In New York City, where it might reasonably be expected that the buildings housing the school children would be uniformly up-to-date and of the latest fireproof construction, it has been found that several of the school houses are not only a menace from a fire standpoint, but in some cases are unsanitary, so old and faultily arranged are they. An estimate recently made by Superintendent of School Buildings Snyder put the figure that would be required to make all of the Fire Prevention repairs that have been insisted upon by the bureau of Fire Prevention of New York City at fully four million dollars. In referring to conditions, Mr. Snyder says: “It is considered that because of the sufficiency of stairways and exits in the buildings to permit of them being vacated within the time limit of three or three and one-half minutes they therefore are safe for occupancy. Whether or not this is justified can only be demonstrated by that of which we are all in constant dread—fire and panic. Our list shows that we unfortunately do have fires even with the schools occupied. The fact that no panic has occurred 1 believe to be due almost entirely to the systematic fire drills and to the most excellent discipline and control maintained by the principals and teachers.”

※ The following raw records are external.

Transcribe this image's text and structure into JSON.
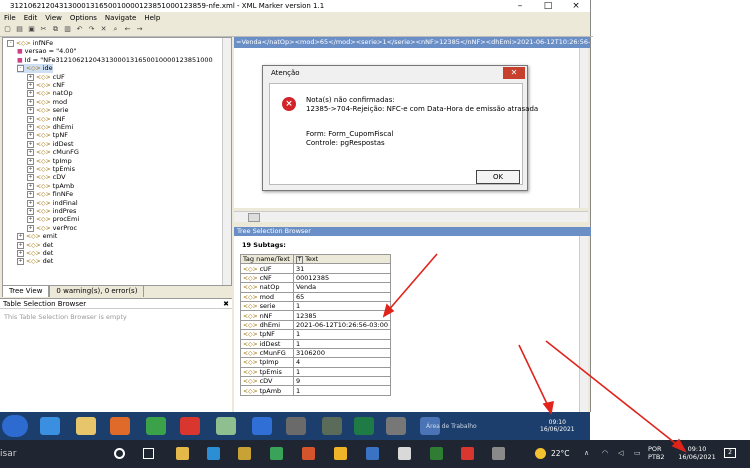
{
  "window": {
    "title": "31210621204313000131650010000123851000123859-nfe.xml - XML Marker version 1.1"
  },
  "menu": [
    "File",
    "Edit",
    "View",
    "Options",
    "Navigate",
    "Help"
  ],
  "tree": {
    "nodes": [
      {
        "label": "infNFe",
        "depth": 1,
        "kind": "element",
        "expand": "-"
      },
      {
        "label": "versao = \"4.00\"",
        "depth": 2,
        "kind": "attr",
        "expand": ""
      },
      {
        "label": "Id = \"NFe31210621204313000131650010000123851000",
        "depth": 2,
        "kind": "attr",
        "expand": ""
      },
      {
        "label": "ide",
        "depth": 2,
        "kind": "element",
        "expand": "-",
        "selected": true
      },
      {
        "label": "cUF",
        "depth": 3,
        "kind": "element",
        "expand": "+"
      },
      {
        "label": "cNF",
        "depth": 3,
        "kind": "element",
        "expand": "+"
      },
      {
        "label": "natOp",
        "depth": 3,
        "kind": "element",
        "expand": "+"
      },
      {
        "label": "mod",
        "depth": 3,
        "kind": "element",
        "expand": "+"
      },
      {
        "label": "serie",
        "depth": 3,
        "kind": "element",
        "expand": "+"
      },
      {
        "label": "nNF",
        "depth": 3,
        "kind": "element",
        "expand": "+"
      },
      {
        "label": "dhEmi",
        "depth": 3,
        "kind": "element",
        "expand": "+"
      },
      {
        "label": "tpNF",
        "depth": 3,
        "kind": "element",
        "expand": "+"
      },
      {
        "label": "idDest",
        "depth": 3,
        "kind": "element",
        "expand": "+"
      },
      {
        "label": "cMunFG",
        "depth": 3,
        "kind": "element",
        "expand": "+"
      },
      {
        "label": "tpImp",
        "depth": 3,
        "kind": "element",
        "expand": "+"
      },
      {
        "label": "tpEmis",
        "depth": 3,
        "kind": "element",
        "expand": "+"
      },
      {
        "label": "cDV",
        "depth": 3,
        "kind": "element",
        "expand": "+"
      },
      {
        "label": "tpAmb",
        "depth": 3,
        "kind": "element",
        "expand": "+"
      },
      {
        "label": "finNFe",
        "depth": 3,
        "kind": "element",
        "expand": "+"
      },
      {
        "label": "indFinal",
        "depth": 3,
        "kind": "element",
        "expand": "+"
      },
      {
        "label": "indPres",
        "depth": 3,
        "kind": "element",
        "expand": "+"
      },
      {
        "label": "procEmi",
        "depth": 3,
        "kind": "element",
        "expand": "+"
      },
      {
        "label": "verProc",
        "depth": 3,
        "kind": "element",
        "expand": "+"
      },
      {
        "label": "emit",
        "depth": 2,
        "kind": "element",
        "expand": "+"
      },
      {
        "label": "det",
        "depth": 2,
        "kind": "element",
        "expand": "+"
      },
      {
        "label": "det",
        "depth": 2,
        "kind": "element",
        "expand": "+"
      },
      {
        "label": "det",
        "depth": 2,
        "kind": "element",
        "expand": "+"
      }
    ]
  },
  "tabs": {
    "tree_view": "Tree View",
    "warnings": "0 warning(s), 0 error(s)"
  },
  "table_browser": {
    "title": "Table Selection Browser",
    "empty": "This Table Selection Browser is empty"
  },
  "xml_bar": "=Venda</natOp><mod>65</mod><serie>1</serie><nNF>12385</nNF><dhEmi>2021-06-12T10:26:56-03:00</d",
  "dialog": {
    "title": "Atenção",
    "line1": "Nota(s) não confirmadas:",
    "line2": "12385->704-Rejeição: NFC-e com Data-Hora de emissão atrasada",
    "line3": "Form: Form_CupomFiscal",
    "line4": "Controle: pgRespostas",
    "ok": "OK"
  },
  "tree_selection": {
    "title": "Tree Selection Browser",
    "subtags": "19 Subtags:",
    "col1": "Tag name/Text",
    "col2": "Text",
    "rows": [
      {
        "tag": "cUF",
        "text": "31"
      },
      {
        "tag": "cNF",
        "text": "00012385"
      },
      {
        "tag": "natOp",
        "text": "Venda"
      },
      {
        "tag": "mod",
        "text": "65"
      },
      {
        "tag": "serie",
        "text": "1"
      },
      {
        "tag": "nNF",
        "text": "12385"
      },
      {
        "tag": "dhEmi",
        "text": "2021-06-12T10:26:56-03:00"
      },
      {
        "tag": "tpNF",
        "text": "1"
      },
      {
        "tag": "idDest",
        "text": "1"
      },
      {
        "tag": "cMunFG",
        "text": "3106200"
      },
      {
        "tag": "tpImp",
        "text": "4"
      },
      {
        "tag": "tpEmis",
        "text": "1"
      },
      {
        "tag": "cDV",
        "text": "9"
      },
      {
        "tag": "tpAmb",
        "text": "1"
      }
    ]
  },
  "inner_taskbar": {
    "area": "Área de Trabalho",
    "time": "09:10",
    "date": "16/06/2021"
  },
  "taskbar": {
    "search": "isar",
    "weather": "22°C",
    "lang1": "POR",
    "lang2": "PTB2",
    "time": "09:10",
    "date": "16/06/2021",
    "notif": "2"
  },
  "colors": {
    "accent_bar": "#6a8fc7",
    "error": "#d2232a",
    "arrow": "#e0241b"
  }
}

That the conditions in New York school buildings can be duplicated in many other cities and towns throughout the land is not hard to demonstrate. The lawmakers of these municipalities are often slow to spend the money of the people, when the expenditure means the raising of taxes, for fear of exciting adverse criticism from the taxpayers. Many times this false economy results in a condition which at any time may cost the lives of teachers and pupils, owing to the lack of proper safeguards in building construction in the schools, or the dangerous condition of some old structures that are used as schoolhouses and have generations ago outlived their usefulness in this particular.
The various associations connected with firefighting and Fire Prevention have done splendid work in educating the public up to the necessity of providing properly constructed school buildings. But there yet remains an immense amount of work to be done in this particular. Every effort should be made by the I. A. F. E., by the state and fire chiefs’ associations, and by chiefs of departments to see to it that the school buildings, both new and those now in use, are brought up to the standard as regards safety from fire.